Mrs. Clara Belle Fennelly

Mrs. Clara Belle Fennelly

In the Newfoundland and Labrador of bygone days, anyone who played for a dance was called the fiddler, whether they played the accordion, fiddle, harmonica, or sang. Mrs. Clara Belle Fennelly (née Ryan) is a fiddler who plays the accordion. Well known by all up and down the Southern Shore, she has provided music for square dances, garden parties, concerts, weddings, and events for more than eighty years. The wonderful and unique Newfoundland dance tunes that she has preserved and shared can now be heard on CDS by Daniel Payne, the Dardanelles, Emilia Bartellas and Aaron Collis, the STEP Fiddlers, and Christina Smith and Jean Hewson, and in local sessions.
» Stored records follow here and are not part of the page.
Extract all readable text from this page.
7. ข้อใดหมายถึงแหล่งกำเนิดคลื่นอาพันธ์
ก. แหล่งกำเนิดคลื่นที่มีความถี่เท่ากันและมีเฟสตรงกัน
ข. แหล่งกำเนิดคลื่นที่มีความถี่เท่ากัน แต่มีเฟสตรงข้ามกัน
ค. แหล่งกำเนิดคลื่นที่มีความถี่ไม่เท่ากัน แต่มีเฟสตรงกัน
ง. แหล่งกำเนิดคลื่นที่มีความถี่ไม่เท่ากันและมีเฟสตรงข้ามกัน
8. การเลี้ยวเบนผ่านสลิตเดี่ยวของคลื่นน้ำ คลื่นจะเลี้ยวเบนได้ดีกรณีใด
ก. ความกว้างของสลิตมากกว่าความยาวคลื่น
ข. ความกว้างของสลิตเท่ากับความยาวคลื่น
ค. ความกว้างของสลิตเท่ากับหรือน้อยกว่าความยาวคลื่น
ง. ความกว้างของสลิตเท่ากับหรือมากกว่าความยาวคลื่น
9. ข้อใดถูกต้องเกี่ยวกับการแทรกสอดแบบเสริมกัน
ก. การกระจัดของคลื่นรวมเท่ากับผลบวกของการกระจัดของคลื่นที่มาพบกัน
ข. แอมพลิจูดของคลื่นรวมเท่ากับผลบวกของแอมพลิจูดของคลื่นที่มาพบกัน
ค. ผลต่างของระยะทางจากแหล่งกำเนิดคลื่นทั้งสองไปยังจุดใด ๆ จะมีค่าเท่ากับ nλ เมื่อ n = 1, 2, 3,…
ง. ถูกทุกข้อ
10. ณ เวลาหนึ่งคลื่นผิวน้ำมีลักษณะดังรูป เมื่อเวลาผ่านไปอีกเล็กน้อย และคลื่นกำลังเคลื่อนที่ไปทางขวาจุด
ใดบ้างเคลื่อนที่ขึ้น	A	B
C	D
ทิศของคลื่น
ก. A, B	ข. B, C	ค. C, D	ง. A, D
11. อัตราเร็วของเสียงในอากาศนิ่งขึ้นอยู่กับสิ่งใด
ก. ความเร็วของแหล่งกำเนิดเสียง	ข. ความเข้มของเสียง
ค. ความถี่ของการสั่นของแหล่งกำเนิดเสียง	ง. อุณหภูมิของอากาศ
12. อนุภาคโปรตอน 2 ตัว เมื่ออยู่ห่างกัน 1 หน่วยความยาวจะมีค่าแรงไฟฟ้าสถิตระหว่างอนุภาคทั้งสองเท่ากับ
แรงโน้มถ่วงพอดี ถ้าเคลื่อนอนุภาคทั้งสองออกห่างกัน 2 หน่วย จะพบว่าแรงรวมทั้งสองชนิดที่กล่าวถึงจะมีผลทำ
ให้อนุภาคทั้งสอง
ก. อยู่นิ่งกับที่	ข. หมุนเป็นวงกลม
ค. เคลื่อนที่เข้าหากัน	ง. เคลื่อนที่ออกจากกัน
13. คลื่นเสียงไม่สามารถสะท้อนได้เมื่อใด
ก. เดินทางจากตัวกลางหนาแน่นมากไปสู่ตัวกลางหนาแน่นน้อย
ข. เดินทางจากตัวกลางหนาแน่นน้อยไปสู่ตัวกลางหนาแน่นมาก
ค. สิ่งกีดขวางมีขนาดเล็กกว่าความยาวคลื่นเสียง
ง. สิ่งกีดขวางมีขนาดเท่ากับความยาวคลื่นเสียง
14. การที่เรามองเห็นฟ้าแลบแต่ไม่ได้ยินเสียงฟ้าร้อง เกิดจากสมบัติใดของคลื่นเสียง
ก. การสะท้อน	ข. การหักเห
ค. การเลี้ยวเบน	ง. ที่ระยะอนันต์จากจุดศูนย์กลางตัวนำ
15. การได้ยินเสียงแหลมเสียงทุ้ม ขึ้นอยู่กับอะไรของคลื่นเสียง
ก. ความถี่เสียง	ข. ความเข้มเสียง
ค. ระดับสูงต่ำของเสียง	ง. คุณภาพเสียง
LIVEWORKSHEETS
Mrs. Belle was born into a family of singers and musicians on December 14, 1919, in Aquaforte, on the Southern Shore. As a young child she took up the accordion and by the time she was eight was already playing for dances at the home of Mrs. Phine White. There she learned dance tunes from Mrs. Phine, Bill Jones, and visiting sailors and fishermen off the banking schooners who would attend the dances when in port. She learned many tunes from the radio as well: blessed with a prodigious memory, she often could repeat a tune after hearing it only once. In this manner she rounded out her repertoire with everything from The Blue Danube Waltz to In The Mood. Her first accordion was bought with the money earned from playing at dances and cutting cod-tongues. At the tender age of 14 she left Aquaforte and moved into St. John’s to care for her ailing sister and her children. After her sister’s death she worked at several jobs including cook and housekeeper in the home of William Howley, who held the portfolio of Justice under the Commission of Government, in order to support the family while her brothers were away at war. Frequently she would return home on weekends and play for the Saturday dances.
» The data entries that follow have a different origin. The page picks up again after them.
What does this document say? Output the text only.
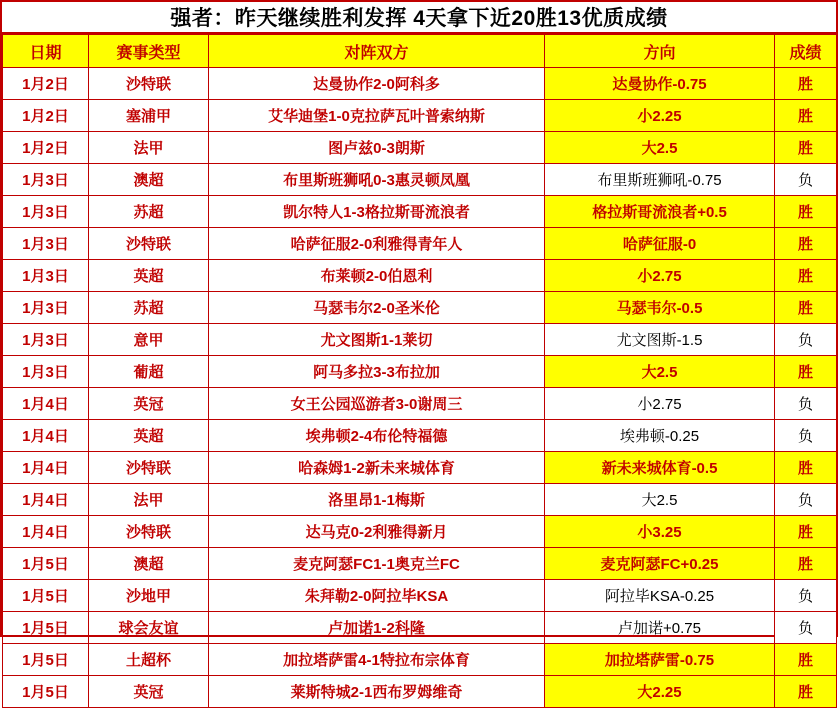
强者：昨天继续胜利发挥 4天拿下近20胜13优质成绩
日期	赛事类型	对阵双方	方向	成绩
1月2日	沙特联	达曼协作2-0阿科多	达曼协作-0.75	胜
1月2日	塞浦甲	艾华迪堡1-0克拉萨瓦叶普索纳斯	小2.25	胜
1月2日	法甲	图卢兹0-3朗斯	大2.5	胜
1月3日	澳超	布里斯班狮吼0-3惠灵顿凤凰	布里斯班狮吼-0.75	负
1月3日	苏超	凯尔特人1-3格拉斯哥流浪者	格拉斯哥流浪者+0.5	胜
1月3日	沙特联	哈萨征服2-0利雅得青年人	哈萨征服-0	胜
1月3日	英超	布莱顿2-0伯恩利	小2.75	胜
1月3日	苏超	马瑟韦尔2-0圣米伦	马瑟韦尔-0.5	胜
1月3日	意甲	尤文图斯1-1莱切	尤文图斯-1.5	负
1月3日	葡超	阿马多拉3-3布拉加	大2.5	胜
1月4日	英冠	女王公园巡游者3-0谢周三	小2.75	负
1月4日	英超	埃弗顿2-4布伦特福德	埃弗顿-0.25	负
1月4日	沙特联	哈森姆1-2新未来城体育	新未来城体育-0.5	胜
1月4日	法甲	洛里昂1-1梅斯	大2.5	负
1月4日	沙特联	达马克0-2利雅得新月	小3.25	胜
1月5日	澳超	麦克阿瑟FC1-1奥克兰FC	麦克阿瑟FC+0.25	胜
1月5日	沙地甲	朱拜勒2-0阿拉毕KSA	阿拉毕KSA-0.25	负
1月5日	球会友谊	卢加诺1-2科隆	卢加诺+0.75	负
1月5日	土超杯	加拉塔萨雷4-1特拉布宗体育	加拉塔萨雷-0.75	胜
1月5日	英冠	莱斯特城2-1西布罗姆维奇	大2.25	胜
It was at one of these Aquaforte dances, “in the round house” as she loves to relate, that she met Raymond Fennelly, the lightkeeper at Bear Cove Point. They married in 1948 and were partners in both the square dance and in life for the next 59 years. Mrs. Belle spent 14 years in the lighthouse, and then the family moved to Port Kirwan, where Mrs. Belle opened her own shop “because 6 children weren’t enough to keep her busy” her daughter Sharon laughs. The shop served as a community focal point. In between serving customers, she would play accordion for youngsters after school. By night the store would serve as a location for weddings and dances. After it closed in 1985, Mrs. Belle continued to play for garden parties, concerts, events, and reunions. Her skill on the accordion and her repertoire of Newfoundland dance tunes has made her kitchen a magnet for local and international musicians, folk dancers, fiddlers, accordion players, folklorists, all of whom she has welcomed for tunes, tea, moose stew, and her famous fruitcake.